Using a range model instead of pricing, an all-in envelope of 50-150 basis points on $1.14 billion in assets under management implies roughly $5.7 million to $17.1 million in annual revenue.
That is why regulated custody is not an afterthought in the announcement.
It is the product’s distribution channel and control plane that determine which investors can use it and under what disclosure regime.
Regulated custody, tokenization, and the revenue case behind XRP’s next phase
The timing also intersects with tokenization forecasts and payment demand that are not XRPL specific, but determine the addressable market.

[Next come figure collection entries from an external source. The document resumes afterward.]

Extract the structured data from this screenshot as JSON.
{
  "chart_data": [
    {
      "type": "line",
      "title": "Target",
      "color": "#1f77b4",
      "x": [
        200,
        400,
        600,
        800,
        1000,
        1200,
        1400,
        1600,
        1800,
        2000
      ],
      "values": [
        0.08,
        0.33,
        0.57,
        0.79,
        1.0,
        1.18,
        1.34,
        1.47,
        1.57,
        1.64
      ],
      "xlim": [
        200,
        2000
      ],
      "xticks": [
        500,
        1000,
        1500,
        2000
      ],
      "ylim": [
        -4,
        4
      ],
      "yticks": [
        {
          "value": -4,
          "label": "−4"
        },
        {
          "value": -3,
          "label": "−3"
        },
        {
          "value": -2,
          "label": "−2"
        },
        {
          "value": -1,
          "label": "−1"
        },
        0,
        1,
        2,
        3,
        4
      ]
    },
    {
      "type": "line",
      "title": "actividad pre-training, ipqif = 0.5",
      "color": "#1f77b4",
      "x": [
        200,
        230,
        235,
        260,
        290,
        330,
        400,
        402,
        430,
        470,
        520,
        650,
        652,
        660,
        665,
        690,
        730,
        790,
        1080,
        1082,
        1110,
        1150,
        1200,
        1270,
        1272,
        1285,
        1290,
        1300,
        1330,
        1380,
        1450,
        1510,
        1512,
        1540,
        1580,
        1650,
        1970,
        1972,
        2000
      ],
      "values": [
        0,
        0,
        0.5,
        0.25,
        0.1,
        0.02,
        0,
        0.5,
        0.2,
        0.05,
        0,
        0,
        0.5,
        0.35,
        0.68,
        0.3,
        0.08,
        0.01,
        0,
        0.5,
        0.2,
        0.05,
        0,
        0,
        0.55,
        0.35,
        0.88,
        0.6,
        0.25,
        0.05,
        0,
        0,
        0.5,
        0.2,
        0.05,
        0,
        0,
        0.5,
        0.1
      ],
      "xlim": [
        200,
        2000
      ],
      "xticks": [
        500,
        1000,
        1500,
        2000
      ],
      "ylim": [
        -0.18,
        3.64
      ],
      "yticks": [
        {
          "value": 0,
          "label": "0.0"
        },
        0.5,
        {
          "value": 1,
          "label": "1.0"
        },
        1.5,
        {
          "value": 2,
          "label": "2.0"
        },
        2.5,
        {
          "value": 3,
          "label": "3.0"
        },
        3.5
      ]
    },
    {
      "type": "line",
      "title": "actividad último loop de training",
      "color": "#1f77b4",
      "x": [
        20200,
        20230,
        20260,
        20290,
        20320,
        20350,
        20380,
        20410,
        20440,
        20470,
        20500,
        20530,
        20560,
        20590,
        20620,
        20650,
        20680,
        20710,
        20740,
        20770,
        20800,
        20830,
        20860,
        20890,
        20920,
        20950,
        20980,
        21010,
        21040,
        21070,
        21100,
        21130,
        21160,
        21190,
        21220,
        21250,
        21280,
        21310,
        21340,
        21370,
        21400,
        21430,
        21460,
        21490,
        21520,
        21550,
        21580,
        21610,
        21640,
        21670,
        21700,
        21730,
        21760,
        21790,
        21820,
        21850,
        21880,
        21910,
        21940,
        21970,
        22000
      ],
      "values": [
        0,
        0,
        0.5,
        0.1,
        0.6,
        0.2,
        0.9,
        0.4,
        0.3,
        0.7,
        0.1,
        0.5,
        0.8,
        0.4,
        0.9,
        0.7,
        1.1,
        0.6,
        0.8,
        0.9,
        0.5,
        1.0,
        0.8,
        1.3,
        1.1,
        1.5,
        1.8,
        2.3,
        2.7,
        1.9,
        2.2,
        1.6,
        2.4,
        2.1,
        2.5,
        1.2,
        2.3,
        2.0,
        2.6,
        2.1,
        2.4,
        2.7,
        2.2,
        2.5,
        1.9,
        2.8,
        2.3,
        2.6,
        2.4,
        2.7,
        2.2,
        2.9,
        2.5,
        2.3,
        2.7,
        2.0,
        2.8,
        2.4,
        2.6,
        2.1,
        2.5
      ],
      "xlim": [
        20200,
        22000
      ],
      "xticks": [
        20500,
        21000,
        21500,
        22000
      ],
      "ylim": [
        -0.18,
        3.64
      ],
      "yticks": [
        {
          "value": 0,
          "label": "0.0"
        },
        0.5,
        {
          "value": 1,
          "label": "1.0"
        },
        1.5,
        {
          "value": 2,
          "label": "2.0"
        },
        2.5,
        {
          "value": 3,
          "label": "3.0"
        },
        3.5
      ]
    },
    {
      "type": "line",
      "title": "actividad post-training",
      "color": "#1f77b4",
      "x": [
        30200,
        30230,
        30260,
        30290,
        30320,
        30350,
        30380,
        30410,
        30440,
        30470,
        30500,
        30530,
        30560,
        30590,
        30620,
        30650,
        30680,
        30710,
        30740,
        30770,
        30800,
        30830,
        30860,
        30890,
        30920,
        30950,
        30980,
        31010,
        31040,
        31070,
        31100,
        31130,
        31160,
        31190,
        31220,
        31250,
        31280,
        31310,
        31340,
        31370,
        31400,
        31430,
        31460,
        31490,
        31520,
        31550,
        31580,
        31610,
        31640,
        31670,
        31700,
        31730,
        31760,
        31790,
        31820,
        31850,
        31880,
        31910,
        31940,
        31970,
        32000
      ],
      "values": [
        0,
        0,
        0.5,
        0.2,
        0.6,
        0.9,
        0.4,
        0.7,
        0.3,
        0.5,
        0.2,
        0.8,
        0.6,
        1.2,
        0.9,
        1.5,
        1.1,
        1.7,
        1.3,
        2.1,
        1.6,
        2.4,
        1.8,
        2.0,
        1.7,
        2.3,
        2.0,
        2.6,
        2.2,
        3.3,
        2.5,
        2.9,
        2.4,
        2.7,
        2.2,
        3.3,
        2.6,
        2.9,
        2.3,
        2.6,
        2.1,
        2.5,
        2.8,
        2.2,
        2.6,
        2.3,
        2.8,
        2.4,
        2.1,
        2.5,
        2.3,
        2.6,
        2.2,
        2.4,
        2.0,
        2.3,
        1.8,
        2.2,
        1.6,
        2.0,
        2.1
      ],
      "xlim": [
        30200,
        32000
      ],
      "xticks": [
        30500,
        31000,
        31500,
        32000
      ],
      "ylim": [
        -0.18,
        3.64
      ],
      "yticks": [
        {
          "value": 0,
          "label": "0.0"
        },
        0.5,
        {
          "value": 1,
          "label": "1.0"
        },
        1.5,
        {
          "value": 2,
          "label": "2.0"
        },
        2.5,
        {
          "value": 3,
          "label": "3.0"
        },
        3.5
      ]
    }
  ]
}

According to a 2022 Ripple and BCG Tokenization Report (distributed via ADDX materials), tokenized RWA projections are $9.4 trillion in 2030 and $18.9 trillion in 2033, in addition to a cited 53% CAGR assumption.
McKinsey has separately argued that tokenization in financial services is moving from pilot to scale.
On the payment side is Artemis’ Stablecoin update for October 2025 reported that stablecoin payments increased from $6.0 billion in February to $10.2 billion in August, an increase of 70%.
It is also estimated that more than $136 billion has been settled since 2023, a backdrop that explains why tokenized cash, settlement stablecoins, and yield-bearing cash equivalents are coming together into a single product category.
Reducing regulations remains part of the solution
According to Reuters In its report on IOSCO’s tokenization work, the securities watchdog has warned that tokenization could introduce new risks or increase existing ones, including concerns about market integrity and investor protection, even if there are efficiency gains.
These concerns are directly related to how an institutional XRP yield pack would be evaluated.
They include what token holders legally own, how redemption and settlement work when the underlying asset is off-chain, whether strategy returns are verifiable, and how liquidity mismatches are handled when on-chain transfers can occur instantly, but off-chain service windows cannot.
If the return sources include derivatives or basic strategies, the gating problem becomes transparency in positions, counterparties, risk limits and liquidation waterfalls.
It also includes whether separation of custody involves reporting that complies with institutional controls.
XRPL’s own roadmap offers tools that align better with the ‘permissioning and control’ thesis than the ‘farm APY’ model.
XRPL.org documents Multifunctional tokenswhich add metadata and transfer control features designed for tokenization.
It also documents Deep Freeze, which provides controls at issuer level to limit frozen containers.
The roadmap also includes references for ledger attestations that can support authorized flows.
These primitives are relevant as SBI Ripple Asia and Doppler aim to build yield and RWA rails that can be used by institutions that require suitability checks, transfer restrictions and defined powers of issuers under regulatory agreements.
For now, the announcement commits the parties to investigation under an MOU and names SBI Digital Markets as the anchor for custody and compliance.
That leaves the following milestones for product design: scope of eligible investors, mix of revenue sources, disclosure and attestations, token form factor, redemption mechanisms, and how on-ledger controls are actually used in production rather than described in documentation.